L’eco di tempi antichi è ancora palpabile

Approfittiamo al mattino, di una sosta panoramica allo splendido mausoleo di Sidi Sahab, sovrastato dal suo elegante minareto. Questo mausoleo è anche chiamato “del barbiere“, perché la leggenda narra che il santo, compagno di Maometto, portava sempre con sé tre peli della barba del Profeta.
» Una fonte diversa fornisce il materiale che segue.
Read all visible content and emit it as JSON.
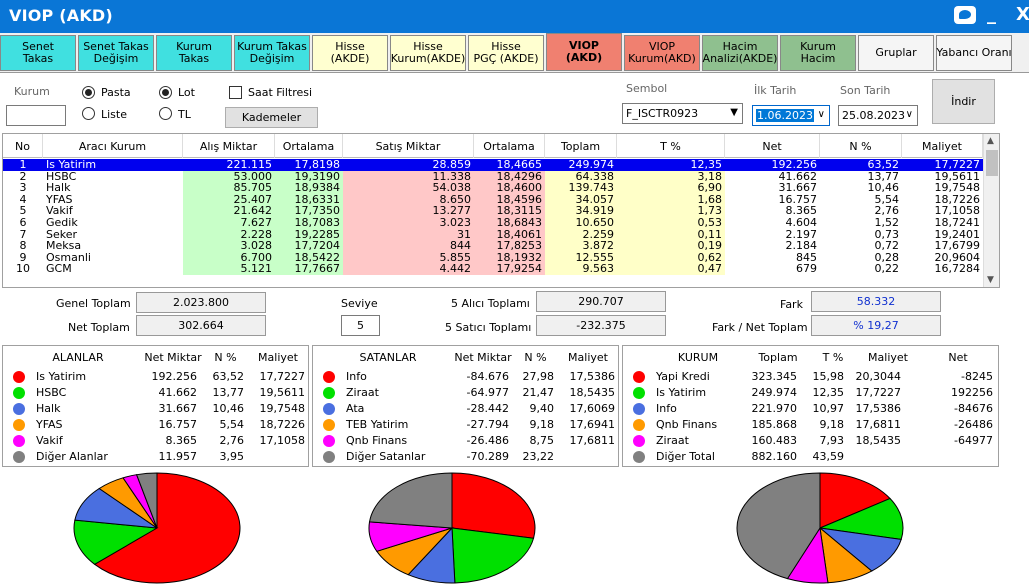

Ceniamo a base di cibi tipici: Brik, Tajine e Harissa.

Il nostro itinerario continua verso Sbeitla, sito in cui sorgeva l’antica Sufetula, risalente al I secolo d.C.

Si intuisce subito che l’Oued Sbeitla (fiume) nutrendo la campagna adatta alla coltivazione degli ulivi, contribuì alla crescita della città romana e che le rocce facilitavano il contrasto con le tribù locali ribelli. Passeggiando tra le antiche vie è facile “scorgere” frammenti di vita quotidiana di quei tempi: donne curate che si rilassano nelle Grandi Terme, bambini che giocano nella Grande Piazza, atleti a confronto nell’Anfiteatro, uomini silenziosi immersi nella preghiera nei Templi di Giove, Giunone e Minerva, bravissimi attori in competizione per contendersi la simpatia dei ricchi che osservano e bisbigliano seduti a teatro.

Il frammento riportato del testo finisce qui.